Stephen Barclay was referring to a speech during the week in which Mr Tusk appeared to back Boris Johnson’s opponents ahead of the General Election by advising campaigners not to give up on stopping Brexit.

The outgoing president said the UK would become “an outsider, a second-rate player” after it left the EU, and said a friend who suggested it was “the real end of the British Empire” was probably right.

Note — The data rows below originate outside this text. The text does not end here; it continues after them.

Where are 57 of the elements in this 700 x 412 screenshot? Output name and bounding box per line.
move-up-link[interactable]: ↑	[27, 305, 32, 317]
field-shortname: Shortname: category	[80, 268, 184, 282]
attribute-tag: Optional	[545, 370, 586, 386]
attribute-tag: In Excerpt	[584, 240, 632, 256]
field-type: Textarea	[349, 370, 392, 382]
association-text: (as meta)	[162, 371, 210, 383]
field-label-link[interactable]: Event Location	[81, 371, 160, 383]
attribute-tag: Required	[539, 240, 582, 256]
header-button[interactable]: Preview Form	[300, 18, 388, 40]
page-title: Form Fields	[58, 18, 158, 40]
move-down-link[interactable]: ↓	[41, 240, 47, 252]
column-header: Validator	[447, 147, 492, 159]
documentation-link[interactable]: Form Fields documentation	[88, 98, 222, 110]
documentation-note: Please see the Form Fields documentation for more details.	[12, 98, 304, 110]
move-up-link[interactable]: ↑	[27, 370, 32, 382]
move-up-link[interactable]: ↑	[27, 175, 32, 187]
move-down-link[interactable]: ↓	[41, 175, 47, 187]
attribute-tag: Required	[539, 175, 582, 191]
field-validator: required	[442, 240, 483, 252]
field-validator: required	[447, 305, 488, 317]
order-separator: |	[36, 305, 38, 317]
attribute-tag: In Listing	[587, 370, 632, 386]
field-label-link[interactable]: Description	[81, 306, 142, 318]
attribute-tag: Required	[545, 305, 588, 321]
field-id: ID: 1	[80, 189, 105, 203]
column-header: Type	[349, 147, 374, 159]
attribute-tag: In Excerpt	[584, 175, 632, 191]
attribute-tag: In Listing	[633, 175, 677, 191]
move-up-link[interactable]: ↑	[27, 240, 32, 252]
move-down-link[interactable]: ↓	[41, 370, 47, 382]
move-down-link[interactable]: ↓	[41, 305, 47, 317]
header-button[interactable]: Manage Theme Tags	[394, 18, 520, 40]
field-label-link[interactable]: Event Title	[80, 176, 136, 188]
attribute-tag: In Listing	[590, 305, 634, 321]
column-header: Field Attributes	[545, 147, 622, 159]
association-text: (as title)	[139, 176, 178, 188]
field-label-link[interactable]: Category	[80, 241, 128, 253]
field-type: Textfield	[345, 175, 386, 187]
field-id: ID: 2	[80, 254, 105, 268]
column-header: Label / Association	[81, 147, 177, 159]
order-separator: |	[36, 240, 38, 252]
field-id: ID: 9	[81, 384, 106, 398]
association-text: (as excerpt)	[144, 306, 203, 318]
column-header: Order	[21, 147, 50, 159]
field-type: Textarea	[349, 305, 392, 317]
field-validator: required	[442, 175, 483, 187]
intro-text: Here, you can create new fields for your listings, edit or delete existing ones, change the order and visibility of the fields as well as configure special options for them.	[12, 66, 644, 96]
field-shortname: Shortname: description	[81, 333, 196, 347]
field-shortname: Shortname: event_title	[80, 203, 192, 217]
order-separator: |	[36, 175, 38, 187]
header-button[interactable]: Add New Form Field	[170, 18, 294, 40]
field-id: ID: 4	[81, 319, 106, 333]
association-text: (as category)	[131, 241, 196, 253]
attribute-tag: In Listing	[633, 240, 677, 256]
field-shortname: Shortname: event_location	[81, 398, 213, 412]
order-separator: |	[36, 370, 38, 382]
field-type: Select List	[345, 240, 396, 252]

Writing in The Sunday Times, Mr Barclay said it was a “spirit of shared purpose” that enabled the UK to secure a deal, but he added: “I was dismayed, then, to see the comments of Donald Tusk – the outgoing President of the European Council – in his farewell speech on Wednesday evening.

“His disdain for Brexit is a badly kept secret. But at least no one can now be left in any doubt of his true motivations.

“He unequivocally revealed a desire to stop Brexit.”

Mr Tusk had said: “The UK election takes place in one month. Can things still be turned around? Hannah Arendt taught that things become irreversible only when people start to think so.

“So the only words that come to my mind today are simply: Don’t give up. In this match, we had added time, we are already in extra time, perhaps it will even go to penalties?”

Mr Barclay said the speech showed there was a “total disregard for democracy from some of those at the top of the EU machine”.

He added: “Indeed it insults the intelligence of 17.4 million leave voters to say that they did not know what they were voting for.”